A day after severe weather pushed through the D.C. area, the National Weather Service has surveyed the damage and concluded that there were two tornadoes Thursday in Maryland.
The weather service confirmed Thursday that a tornado touched down in Howard County, and it announced Friday that it was an EF-1 tornado. NWS confirmed an EF-0 tornado in Frederick County on Friday, as well.
The Howard County twister touched down near Glenelg, with estimated peak winds of 100 mph. A tornado with an EF-1 intensity on the enhanced Fujita scale has winds of 86 to 110 mph.

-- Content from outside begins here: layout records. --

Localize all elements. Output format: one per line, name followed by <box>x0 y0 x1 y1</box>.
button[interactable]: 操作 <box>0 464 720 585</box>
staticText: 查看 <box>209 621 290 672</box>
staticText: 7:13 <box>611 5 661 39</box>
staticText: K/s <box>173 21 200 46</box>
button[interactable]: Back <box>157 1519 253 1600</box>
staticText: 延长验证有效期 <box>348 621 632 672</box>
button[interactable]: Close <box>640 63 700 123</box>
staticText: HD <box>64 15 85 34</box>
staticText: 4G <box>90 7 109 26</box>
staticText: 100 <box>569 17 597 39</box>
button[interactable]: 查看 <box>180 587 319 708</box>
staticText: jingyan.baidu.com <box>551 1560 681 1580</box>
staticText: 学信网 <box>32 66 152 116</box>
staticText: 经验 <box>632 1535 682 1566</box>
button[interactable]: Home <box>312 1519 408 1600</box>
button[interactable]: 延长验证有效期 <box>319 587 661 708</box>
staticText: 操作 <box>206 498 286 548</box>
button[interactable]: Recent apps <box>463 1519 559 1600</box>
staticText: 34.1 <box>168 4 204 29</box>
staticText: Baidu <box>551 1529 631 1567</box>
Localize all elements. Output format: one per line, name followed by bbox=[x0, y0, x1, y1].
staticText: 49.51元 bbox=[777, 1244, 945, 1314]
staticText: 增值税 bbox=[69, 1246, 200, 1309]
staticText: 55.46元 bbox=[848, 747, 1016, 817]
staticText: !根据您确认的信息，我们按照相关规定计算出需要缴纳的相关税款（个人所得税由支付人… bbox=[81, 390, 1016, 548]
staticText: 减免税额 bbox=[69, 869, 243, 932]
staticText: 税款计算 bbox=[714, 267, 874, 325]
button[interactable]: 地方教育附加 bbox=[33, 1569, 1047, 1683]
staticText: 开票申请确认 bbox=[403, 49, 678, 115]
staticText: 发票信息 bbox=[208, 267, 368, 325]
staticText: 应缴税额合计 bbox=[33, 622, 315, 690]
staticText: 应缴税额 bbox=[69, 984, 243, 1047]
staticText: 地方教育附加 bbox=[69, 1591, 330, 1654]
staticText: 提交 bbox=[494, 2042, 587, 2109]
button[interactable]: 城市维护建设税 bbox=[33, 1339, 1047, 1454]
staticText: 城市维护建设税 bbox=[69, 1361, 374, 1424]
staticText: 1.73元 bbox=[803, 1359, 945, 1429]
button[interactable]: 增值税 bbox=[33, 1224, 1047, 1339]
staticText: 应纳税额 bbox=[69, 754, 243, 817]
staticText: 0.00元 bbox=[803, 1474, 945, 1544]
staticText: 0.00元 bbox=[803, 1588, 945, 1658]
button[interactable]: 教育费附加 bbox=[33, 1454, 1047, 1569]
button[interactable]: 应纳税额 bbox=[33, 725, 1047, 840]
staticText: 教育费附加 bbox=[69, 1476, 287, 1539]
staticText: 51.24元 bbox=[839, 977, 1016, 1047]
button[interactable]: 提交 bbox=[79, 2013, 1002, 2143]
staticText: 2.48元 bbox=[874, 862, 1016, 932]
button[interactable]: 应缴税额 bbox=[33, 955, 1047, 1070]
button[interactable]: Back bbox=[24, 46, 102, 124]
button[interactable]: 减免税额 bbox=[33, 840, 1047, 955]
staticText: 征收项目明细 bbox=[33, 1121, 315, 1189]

It was on the ground for around seven minutes and carved up a path of around 4.5 miles.
At one point, the weather service said the maximum width was 100 yards. In all, it snapped trees and caused “significant roof damage,” including to a county maintenance facility.
Thursday’s storms also caused power outages. As of 6:40 p.m. Friday, over 200 customers were still without power in Howard county.
It’s the second time in a week that Howard County has had a tornado.
A week earlier, an EF-1 twister damaged homes and uprooted trees. But while that tornado in Columbia injured one, yesterday’s didn’t hurt anyone.
Jim Lee of the National Weather Service said the damage from Thursday’s was concentrated, but wasn’t as big as last week’s.
“The path length of the one in Columbia last week was slightly longer — 5.5 miles — and the width was about 50% larger at 150 yards,” he said.
The Frederick County tornado touched down in the Ijamsville area between 2:48 to 2:59 p.m. on Thursday, and it had an estimated wind speed of 85 mph.
Brandon Fling, a meteorologist with the National Weather Service, said that similar damage in Spotsylvania county was most likely not caused by a tornado.
“It was most likely caused by straight line winds,” Fling said. “There were a number of trees that were uprooted. The winds were estimated at 70 to 85 mph, as the storms rolled through the area.”